Tue, March 04 2014

Top 6 donor communication mistakes to avoid

Caryn Stein's avatar

VP, Communications and Content, Network for Good

Filed under:   Fundraising essentials •

According to the Association of Fundraising Professionals’ Fundraising Effectiveness Survey Report, 105% of donors gained by nonprofits were offset by lapsed donors. Let that sink in for a minute: for every 100 new donors that came through the door, 105 walked out. Not exactly the growth most nonprofits are looking for.

One of the best ways to improve your donor churn rate is to improve your donor communications.

Here are six of the worst donor communication mistakes, and some tips for how to avoid them:

Donor Communication Mistakes to Avoid

1. The “One and Done”

Sadly for some donors, the only “communication” they receive from the nonprofits they support is a donation receipt. Others may receive a nice thank you letter, but not much else.

How to avoid: Plan a series of ongoing communications with your donors. In addition to your nonprofit newsletter, provide quarterly updates for donors on the impact of their gifts, and show what goes on behind the scenes to make it happen. Create an editorial calendar and include your donor outreach as one key component to track.


2. The “Me Me Me”

Some causes suffer from nonprofit narcissism. They mean well, but their messages are devoid of one key ingredient: the donor. People who support your work also want to feel like part of your team.

How to avoid: Instead of talking only about the work you’re doing, reframe your communications to underscore how the donor is making your work possible. Use the word “you” more than “we”, and highlight the work of individual donors and volunteers to bring these stories to life.


3. The “Broken Record”

All too often, I see organizations sharing the same updates over and over. This is great … if you want to bore your donors. Unless you’re sharing success story after success story, your donors may wonder if you’re doing anything new or making any progress.

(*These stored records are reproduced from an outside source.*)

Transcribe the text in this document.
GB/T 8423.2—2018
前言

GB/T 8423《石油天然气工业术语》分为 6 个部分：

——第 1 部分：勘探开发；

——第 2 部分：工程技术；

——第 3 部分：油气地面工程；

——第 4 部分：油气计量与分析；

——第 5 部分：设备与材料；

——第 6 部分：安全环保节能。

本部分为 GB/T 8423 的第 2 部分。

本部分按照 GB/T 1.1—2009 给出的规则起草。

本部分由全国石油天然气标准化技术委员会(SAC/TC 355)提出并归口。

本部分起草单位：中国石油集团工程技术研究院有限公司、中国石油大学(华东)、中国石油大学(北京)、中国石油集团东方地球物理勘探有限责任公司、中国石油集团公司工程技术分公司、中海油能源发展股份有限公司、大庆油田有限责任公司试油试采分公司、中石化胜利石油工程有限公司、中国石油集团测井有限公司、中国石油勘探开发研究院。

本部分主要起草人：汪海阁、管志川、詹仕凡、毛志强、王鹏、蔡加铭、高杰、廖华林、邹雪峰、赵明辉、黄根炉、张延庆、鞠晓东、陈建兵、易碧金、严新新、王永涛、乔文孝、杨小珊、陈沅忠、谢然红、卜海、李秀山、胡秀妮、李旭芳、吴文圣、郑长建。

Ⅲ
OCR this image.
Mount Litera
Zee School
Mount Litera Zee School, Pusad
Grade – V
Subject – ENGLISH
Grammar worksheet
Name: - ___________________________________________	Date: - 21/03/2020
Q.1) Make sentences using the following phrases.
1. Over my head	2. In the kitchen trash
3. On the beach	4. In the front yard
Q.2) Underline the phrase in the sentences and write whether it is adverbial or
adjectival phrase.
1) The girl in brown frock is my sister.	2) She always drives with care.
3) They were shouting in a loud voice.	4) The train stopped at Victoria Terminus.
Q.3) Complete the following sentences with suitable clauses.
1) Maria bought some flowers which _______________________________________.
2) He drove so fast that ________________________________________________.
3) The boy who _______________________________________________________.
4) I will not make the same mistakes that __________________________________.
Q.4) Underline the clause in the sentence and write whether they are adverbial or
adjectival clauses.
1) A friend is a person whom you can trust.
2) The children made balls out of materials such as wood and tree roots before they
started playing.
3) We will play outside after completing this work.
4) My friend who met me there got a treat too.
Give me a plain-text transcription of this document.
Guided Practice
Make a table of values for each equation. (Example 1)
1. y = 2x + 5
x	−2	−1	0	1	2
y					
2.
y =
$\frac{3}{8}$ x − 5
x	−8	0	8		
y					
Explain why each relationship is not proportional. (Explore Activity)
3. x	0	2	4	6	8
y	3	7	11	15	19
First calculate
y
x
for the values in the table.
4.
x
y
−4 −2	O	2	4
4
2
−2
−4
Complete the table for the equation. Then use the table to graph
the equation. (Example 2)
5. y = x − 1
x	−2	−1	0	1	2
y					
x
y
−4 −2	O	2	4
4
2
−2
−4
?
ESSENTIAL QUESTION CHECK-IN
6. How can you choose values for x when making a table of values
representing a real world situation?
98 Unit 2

How to avoid: This is another way an editorial calendar can help you improve your donor communications. Create a list of stories, events, announcements, and seasonal topics that are relevant to your cause—and your donors—then, plot them out on your calendar to incorporate variety in your newsletters, impact updates, and social media outreach. Stuck for ideas? Ask your donors, volunteers, and beneficiaries for their input. They have a different perspective than you and probably have some fresh suggestions. Another option: tap your board to share a short update or quote for you to use in your next message.


4. The “Word Vomit”

Are you guilty of sharing too much information? When it comes to your donor outreach, is “verbose” an understatement? If your messages feel like solid walls of text, your supporters are less likely to bother reading them—and may feel like you don’t respect their time.

How to avoid: In most cases, people scan more than they read. This means that short, skimmable text works best, especially online. Use a “tease and link” strategy in your emails if you have longer stories to share. To make your messages even more readable, cut any acronyms, jargon, or insider language that will leave donors scratching their heads.


5. The “Disconnected”

Do you ever feel like you’re talking, but no one seems to be listening? Most often, this is because you’re not communicating in a way that reflects what your donor wants to hear. This often happens when organizations aren’t in sync with why their donors give.

How to avoid: Talk to your donors to understand why they care about your issue and what prompted them to give. Ask for feedback on your communications and let your donors have a say in how they hear from you. Try segmenting your donors by how they came to your organization, their level of giving, or by the specific programs they support. Then, communicate with them based on these parameters to make your message more relevant.


6. The “Show Me the Money”

You know that relative who never calls—except when he needs something from you? Don’t be that guy. When donors only hear from you when you have an appeal, they may start to wonder what happened to the money they already gave you.

How to avoid:  Implement a “share vs. ask ratio” in your organization’s communication. Plan to send a certain number of cultivation or update messages for every time you send an appeal.